Using Python, better applications can be developed because different kinds of programmers can work together on a project. For example, when building a scientific application, C/C++ programmers can implement efficient numerical algorithms, while scientists on the same project can write Python programs that test and use those algorithms. The scientist doesn't have to learn a low-level programming language, and the C/C++ programmer doesn't need to understand the science involved.
Without Python, large amounts of C/C++ code often have to be written just to provide a flexible enough input mechanism so that scientists can feed the program its data, in all the variantions that are required for reasons of experimental setup (for instance). With Python, Python can be used to wrote a much more flexible input mechanism in a much shorter time, or Python itself can be the ultimate flexible input mechanism. As an extreme example, Lawrence Livermore National Laboratories is using Python to eventually replace a scripting language (BASIS) that was developed in house for the same purpose; BASIS started out as a simple input mechanism for Fortran programs, and gradually acquired many features of scripting languages (variables, conditionals, loops, procedures and so on) with increasing awkwardness.
Because Python has existing interfaces to so many different components in very different application domains, Python is ideal for oddball integration tasks. It can link a commercial database to number-crunching code; it can add a graphical user interface to a network management tool; it can send email from a virtual reality application.
Conclusion
Python can fulfill an important integration role in the design of large applications with a long life expectancy. It allows a fast response to changes in user requirements that require adapting the higher-level application logic without changing the fundamental underlying components. It also allows quick adaptation of the application to changes in the underlying components.
Epilogue: Python and Java Integration
A new Python implementation written in 100% Pure Java, dubbed JPython, is currently under development; alpha releases are available for evaluation. JPython offers seamless scripting for Java.

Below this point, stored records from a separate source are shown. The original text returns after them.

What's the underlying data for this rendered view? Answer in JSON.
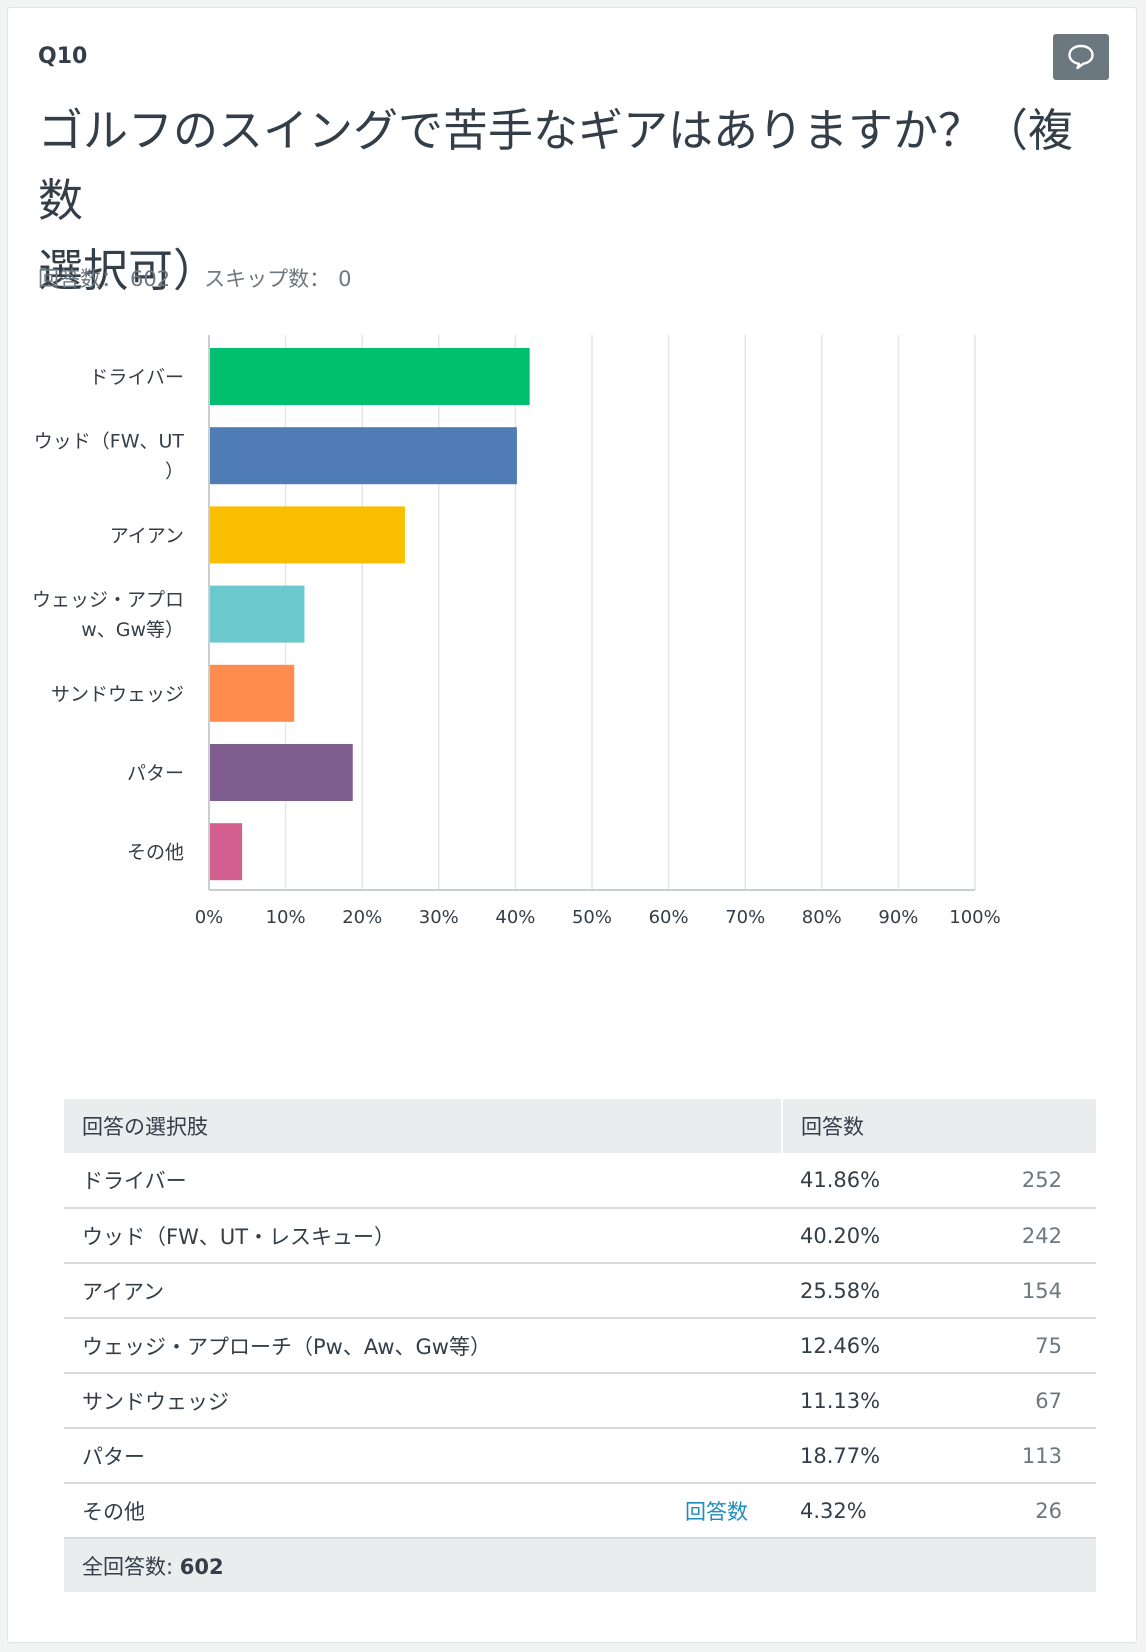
{
  "question": {
    "number": "Q10",
    "title": "ゴルフのスイングで苦手なギアはありますか？（複数選択可）",
    "title_lines": [
      "ゴルフのスイングで苦手なギアはありますか？（複数",
      "選択可）"
    ],
    "answered_label": "回答数：",
    "answered": "602",
    "skipped_label": "スキップ数：",
    "skipped": "0",
    "comment_icon": "speech-bubble-icon"
  },
  "chart_data": {
    "type": "bar",
    "orientation": "horizontal",
    "categories": [
      "ドライバー",
      "ウッド（FW、UT・レスキュー）",
      "アイアン",
      "ウェッジ・アプローチ（Pw、Aw、Gw等）",
      "サンドウェッジ",
      "パター",
      "その他"
    ],
    "category_display_lines": [
      [
        "ドライバー"
      ],
      [
        "ウッド（FW、UT",
        "）"
      ],
      [
        "アイアン"
      ],
      [
        "ウェッジ・アプロ",
        "w、Gw等）"
      ],
      [
        "サンドウェッジ"
      ],
      [
        "パター"
      ],
      [
        "その他"
      ]
    ],
    "values": [
      41.86,
      40.2,
      25.58,
      12.46,
      11.13,
      18.77,
      4.32
    ],
    "colors": [
      "#00bf6f",
      "#507cb6",
      "#f9be00",
      "#6bc8cd",
      "#ff8b4f",
      "#7f5d8f",
      "#d25f90"
    ],
    "xlim": [
      0,
      100
    ],
    "x_ticks": [
      "0%",
      "10%",
      "20%",
      "30%",
      "40%",
      "50%",
      "60%",
      "70%",
      "80%",
      "90%",
      "100%"
    ],
    "grid": true,
    "xlabel": "",
    "ylabel": ""
  },
  "table": {
    "headers": {
      "choice": "回答の選択肢",
      "responses": "回答数"
    },
    "rows": [
      {
        "label": "ドライバー",
        "pct": "41.86%",
        "count": "252",
        "link": ""
      },
      {
        "label": "ウッド（FW、UT・レスキュー）",
        "pct": "40.20%",
        "count": "242",
        "link": ""
      },
      {
        "label": "アイアン",
        "pct": "25.58%",
        "count": "154",
        "link": ""
      },
      {
        "label": "ウェッジ・アプローチ（Pw、Aw、Gw等）",
        "pct": "12.46%",
        "count": "75",
        "link": ""
      },
      {
        "label": "サンドウェッジ",
        "pct": "11.13%",
        "count": "67",
        "link": ""
      },
      {
        "label": "パター",
        "pct": "18.77%",
        "count": "113",
        "link": ""
      },
      {
        "label": "その他",
        "pct": "4.32%",
        "count": "26",
        "link": "回答数"
      }
    ],
    "total_label": "全回答数:",
    "total_value": "602"
  }
}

It is a full implementation of the Python language and standard library, adding direct access to the universe of Java classes. Java code can also use Python classes -- this is important for callbacks, for instance.
The main thrust for JPython is that it does for Java what Python already does for C and C++: to present programmers with more options in the trade-off between development time and execution time, by providing a more dynamic, more expressive alternative. JPython's integration with Java is superior to Python's integration with C/C++: due to Java's Reflection API, JPython can use arbitrary Java classes without the help of a wrapper generator such as SWIG. (C/C++ code must first be made available to Java through the Java native code interface; once it is callable from Java it is callable from JPython.)